L’embarcation vrombit et soudain un petit vent fouette le visage du pêcheur. Son regard ne lâche pas la ligne d’horizon, tandis que son visage se déforme en léger sourire. L’air n’est pas froid, mais humide. Peu à peu, les vêtements deviennent moites. Sur sa barque, tout est fait maison. Les appâts sont fabriqués avec des flotteurs fluo, une ligne et des bouchons de liège. "Rudimentaire, mais efficace", analyse-t-il fièrement. Le seau dans lequel s’entassent les pièges provient de la pâtisserie du village. "Rien n’a changé depuis le temps. Seulement le moteur. À l’époque, ils utilisaient des voiles", explique-t-il. Sébastien pratique le masclaou, une technique de pêche à l’hameçon. 6 h 56. La première prise de la journée. Un loup. "800 grammes" estime Sébastien à l’œil, alors qu’il enferme le poisson dans sa glacière.

 

Quand on lui demande combien de poissons il remonte à la surface, difficile pour le pêcheur de nous donner un chiffre. "Tu peux très bien pêcher 10 poissons de 500 grammes. Ou alors tu ne pêches qu’un poisson, mais de 2 kg. Il n’y a pas de moyenne. C’est le loto. Il faut être prêt à travailler pour rien."Sébastien connaît l’étang comme sa poche. Il y a 15 ans, il a quitté son travail pour devenir pêcheur, sous l’influence de son frère, lui-même pêcheur. Il faut bien. Le point le plus bas de l’étang se situe à peine à un mètre et demi. À certains endroits, les bateaux se retrouvent dans quelques centimètres d’eau. "Après une série de tramontane (vent de la côte méditerranéenne venant du Nord-Ouest), il y a quasiment plus d’eau. La lune influence beaucoup aussi", analyse-t-il. S’ajoute à cela les nids de cascail, des vers qui se regroupent en colonies et forment des récifs. Bénédiction pour les poissons, obstacle pour les coques des bateaux.

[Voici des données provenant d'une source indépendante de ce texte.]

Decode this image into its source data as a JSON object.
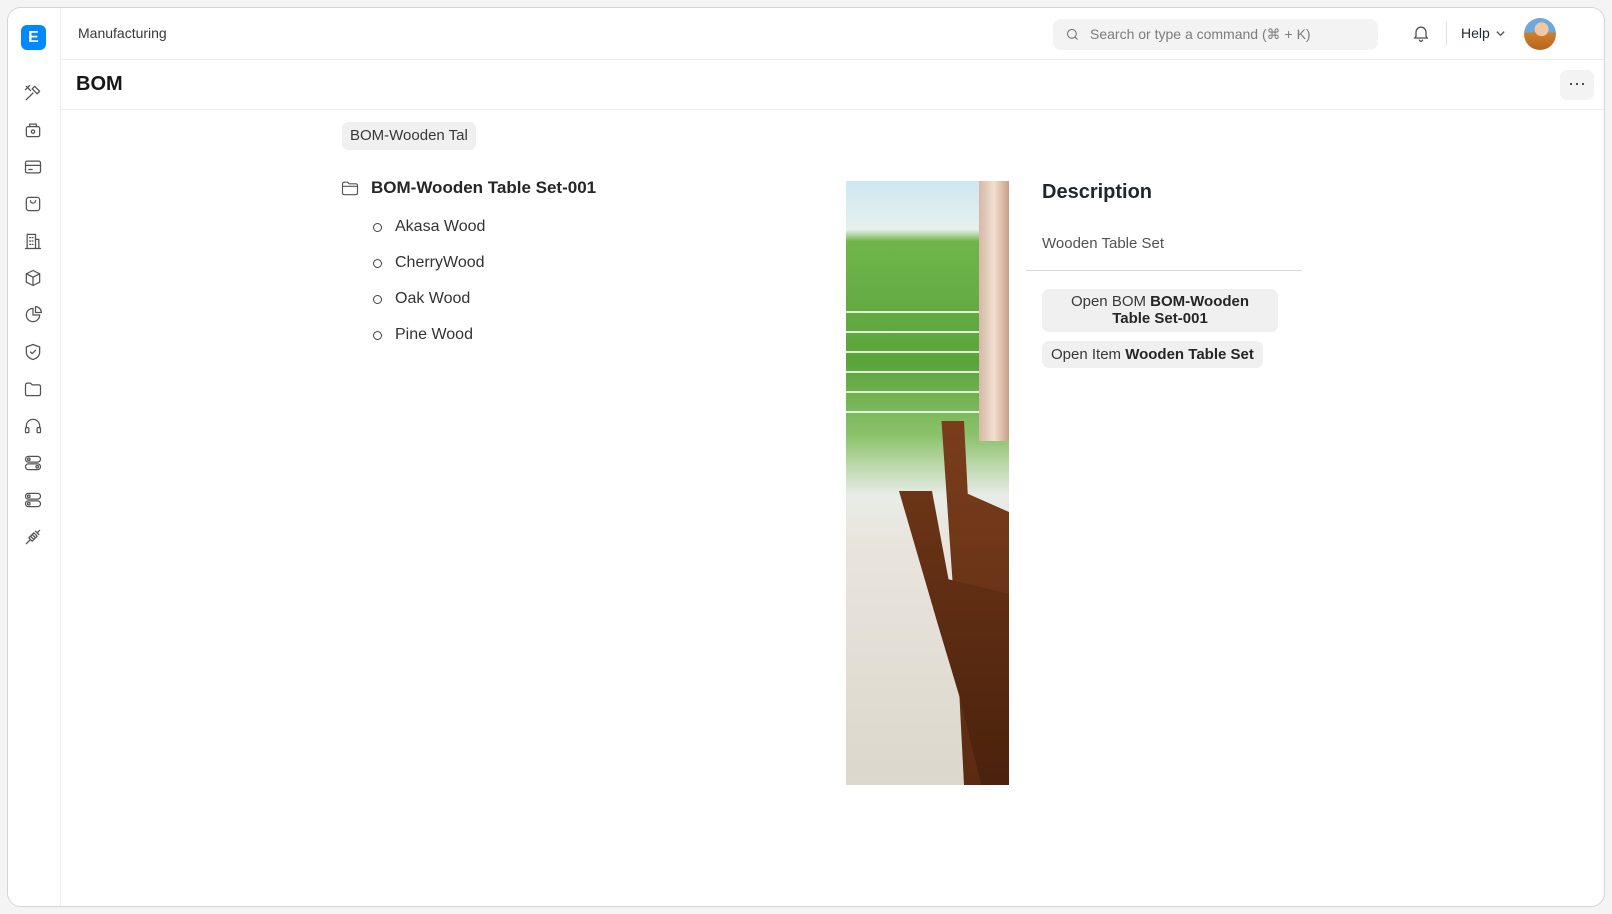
{
  "app": {
    "logo_letter": "E"
  },
  "sidebar": {
    "items": [
      {
        "icon": "tools-icon"
      },
      {
        "icon": "cash-register-icon"
      },
      {
        "icon": "credit-card-icon"
      },
      {
        "icon": "shopping-bag-icon"
      },
      {
        "icon": "building-icon"
      },
      {
        "icon": "box-icon"
      },
      {
        "icon": "pie-chart-icon"
      },
      {
        "icon": "shield-icon"
      },
      {
        "icon": "folder-icon"
      },
      {
        "icon": "headset-icon"
      },
      {
        "icon": "toggle-icon"
      },
      {
        "icon": "toggle-alt-icon"
      },
      {
        "icon": "integration-plug-icon"
      }
    ]
  },
  "navbar": {
    "breadcrumb": "Manufacturing",
    "search_placeholder": "Search or type a command (⌘ + K)",
    "help_label": "Help"
  },
  "page": {
    "title": "BOM",
    "more_label": "···"
  },
  "filter_chip": "BOM-Wooden Tal",
  "tree": {
    "root": "BOM-Wooden Table Set-001",
    "children": [
      "Akasa Wood",
      "CherryWood",
      "Oak Wood",
      "Pine Wood"
    ]
  },
  "details": {
    "heading": "Description",
    "description": "Wooden Table Set",
    "open_bom_prefix": "Open BOM",
    "open_bom_name": "BOM-Wooden Table Set-001",
    "open_item_prefix": "Open Item",
    "open_item_name": "Wooden Table Set"
  }
}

L’étang se vide, et se remplit selon les conditions météorologiques. "

 

C’est l’un des rares étangs qui est ouvert naturellement sur la mer. Il se gère tout seul. Pas besoin de l’intervention de l’homme", explique-t-il. Dans ces eaux, les loups côtoient les dorades royales, les mulets, les anguilles et les crabes. Mais ces conditions de travail ont un prix. L’étang de l’Ayrolle est régulé par la prud’homie. Il s’agit du tribunal local de pêcheurs, une tradition depuis 1791, "une des plus vieille de Méditerranée". Ses jugements permettent d’organiser et de réglementer la pêche autour de l’étendue d’eau, et de répartir les postes de pêches convoités. "C’est pour permettre à tous les pêcheurs d’être égaux. Ce n’est pas celui qui a le plus gros bateau qui fait la loi", analyse Sébastien, lui-même premier prud’homme de Gruissan. La prud’homie fait partie de la vie des pêcheurs "mais aussi du village", explique-t-il. "Réguler et préserver l’étang, c’est préserver notre garde-manger", ironise-t-il en remontant un gros loup. Au retour de la pêche, pas une minute à perdre.

 

Sébastien embarque ses loups dans le coffre de son fourgon blanc. Direction : la Halle aux poissons, à seulement 5 kilomètres du village des pêcheurs. Chaque matin, les Gruissanais peuvent également acheter du poisson fraîchement pêché directement aux cabanes des pêcheurs de l’Ayrolle, au pont du port du village. À peine ses loups posés, les premiers clients arrivent pour féliciter le pêcheur de sa prise. Aujourd’hui, 8 kg de poisson. "Un jour de pêche convenable", conclut Sébastien.